The practical version of “how ai coding agents write code autonomously” is a loop: gather context, plan, edit, run checks, summarize evidence, and wait at the gate. Your workshop should make that loop visible with one real issue from your repo, not a toy app.

The trap is treating code review guardrails as anti-productivity. They are what let teams increase autonomy safely. Once the checklist is routine, reviewers spend less time reconstructing what happened and more time judging whether the change is right.

There are limits. A convention will not make an agent understand your business domain, and it will not replace ownership for security-sensitive changes. It gives the team a common operating model, which is the piece many coding agents news demos skip.

Common questions

• How do AI coding agents actually write code on their own?

  AI coding agents work by turning context into a plan, applying edits through tools, running checks, and iterating on failures. The citable caveat is that autonomy is bounded by permissions: files, shell commands, MCP servers, hooks, and human review decide how far the agent can go.

• Should we use CLAUDE.md or AGENTS.md for team rules?

  Use CLAUDE.md for Claude Code-specific memory and AGENTS.md for rules you want multiple tools to share. A good split is root-level repo rules in one shared file, then nested Claude files for package-specific behavior that only Claude Code needs during a session.

• Where should MCP access stop for coding agents?

  MCP access should stop before irreversible writes, production systems, broad customer data, and external communication. A practical baseline is read-only access for issues and docs, schema-only access for databases, and explicit human approval for any tool that writes, deploys, posts, or changes permissions.

• Do workflow states slow engineers down?

  Workflow states add a small pause before editing, but they usually save review time on non-trivial changes. The useful number is not seconds saved in generation; it is whether the pull request includes four things: plan, files changed, checks run, and risks called out.

• Can this work across Claude Code, Codex, and Claude?
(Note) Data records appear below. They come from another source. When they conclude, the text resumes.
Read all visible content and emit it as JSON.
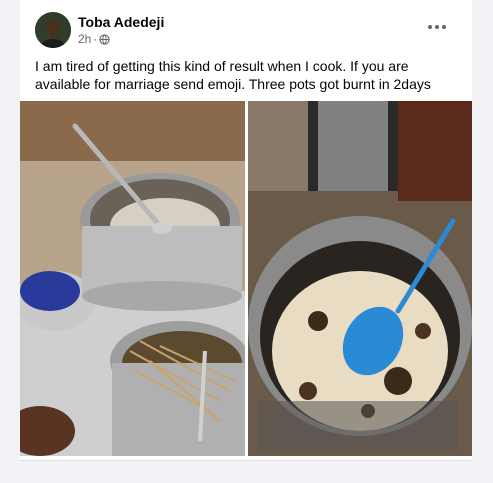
{
  "post": {
    "author": "Toba Adedeji",
    "time": "2h",
    "privacy_icon": "globe-icon",
    "text": "I am tired of getting this kind of result when I cook. If you are available for marriage send emoji. Three pots got burnt in 2days",
    "photos": [
      {
        "label": "kitchen-sink-pots"
      },
      {
        "label": "burnt-rice-pot"
      }
    ]
  },
  "colors": {
    "name": "#050505",
    "meta": "#65676b",
    "background": "#f0f2f5"
  }
}
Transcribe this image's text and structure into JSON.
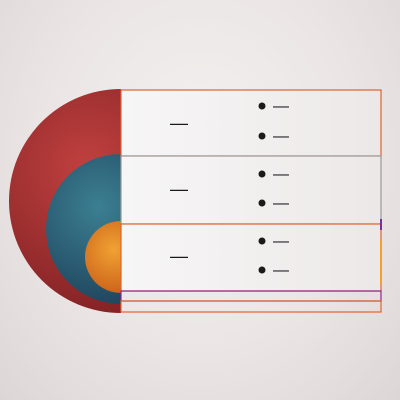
{
  "diagram": {
    "layers": [
      {
        "id": "outer",
        "circle_color_light": "#c0413f",
        "circle_color_dark": "#7d1f22",
        "frame_color": "#e0632f",
        "label": "—",
        "bullets": [
          "—",
          "—"
        ]
      },
      {
        "id": "middle",
        "circle_color_light": "#3c7f92",
        "circle_color_dark": "#1c3f58",
        "frame_color": "#9a9a9a",
        "label": "—",
        "bullets": [
          "—",
          "—"
        ]
      },
      {
        "id": "inner",
        "circle_color_light": "#f0a233",
        "circle_color_dark": "#c85a17",
        "frame_color": "#e0632f",
        "label": "—",
        "bullets": [
          "—",
          "—"
        ]
      }
    ],
    "divider_colors": [
      "#8b2a8b",
      "#e0632f"
    ],
    "accent_colors": {
      "purple": "#7b2f9a",
      "orange": "#f2a12f"
    }
  }
}
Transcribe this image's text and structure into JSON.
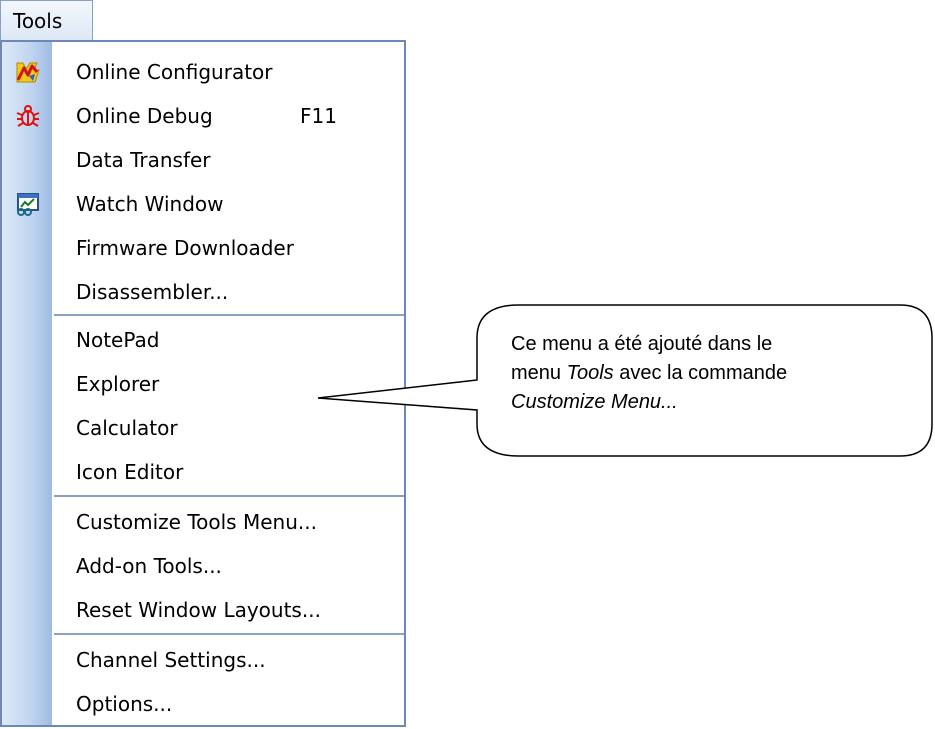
{
  "menubar": {
    "tab_label": "Tools"
  },
  "menu": {
    "items": [
      {
        "label": "Online Configurator",
        "shortcut": "",
        "icon": "online-configurator-icon"
      },
      {
        "label": "Online Debug",
        "shortcut": "F11",
        "icon": "bug-icon"
      },
      {
        "label": "Data Transfer",
        "shortcut": "",
        "icon": ""
      },
      {
        "label": "Watch Window",
        "shortcut": "",
        "icon": "watch-window-icon"
      },
      {
        "label": "Firmware Downloader",
        "shortcut": "",
        "icon": ""
      },
      {
        "label": "Disassembler...",
        "shortcut": "",
        "icon": ""
      },
      {
        "label": "NotePad",
        "shortcut": "",
        "icon": ""
      },
      {
        "label": "Explorer",
        "shortcut": "",
        "icon": ""
      },
      {
        "label": "Calculator",
        "shortcut": "",
        "icon": ""
      },
      {
        "label": "Icon Editor",
        "shortcut": "",
        "icon": ""
      },
      {
        "label": "Customize Tools Menu...",
        "shortcut": "",
        "icon": ""
      },
      {
        "label": "Add-on Tools...",
        "shortcut": "",
        "icon": ""
      },
      {
        "label": "Reset Window Layouts...",
        "shortcut": "",
        "icon": ""
      },
      {
        "label": "Channel Settings...",
        "shortcut": "",
        "icon": ""
      },
      {
        "label": "Options...",
        "shortcut": "",
        "icon": ""
      }
    ]
  },
  "callout": {
    "line1": "Ce menu a été ajouté dans le",
    "line2_prefix": "menu ",
    "line2_emph": "Tools",
    "line2_suffix": " avec la commande",
    "line3_emph": "Customize Menu..."
  },
  "colors": {
    "menu_border": "#6b88b6",
    "gutter": "#c2d6f0",
    "separator": "#8aa2c8"
  }
}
  Yes, if the convention describes behavior instead of product UI. Keep the shared rules in plain Markdown, then map them to each surface: Claude Code memory and skills, Codex CLI instructions, Claude agent settings, hooks, and the MCP servers your team permits.

Further reading

• Model Context Protocol — specification
• Claude — Agent
• Claude Code — getting started
• OpenAI Developers — Codex quickstart
• GitHub — openai/codex
• GitHub — anthropics/skills
• OWASP — Top 10 for Large Language Model Applications
• NIST — AI Risk Management Framework
• Google Search Central — helpful, people-first content
• Google Search Central — generative AI content guidance

Start with one safe lane

Pick one repo, one class of task, and one reviewer group. Add the convention, run it for a sprint, then tighten the stop rules where review felt uncertain.

One methodology lens

One useful way to read this through our methodology is the Plan step: delegate first-pass decomposition and dependency mapping, review the sequencing and assumptions, and keep ownership of scope and priorities. If that split is still fuzzy, the workflow usually is too.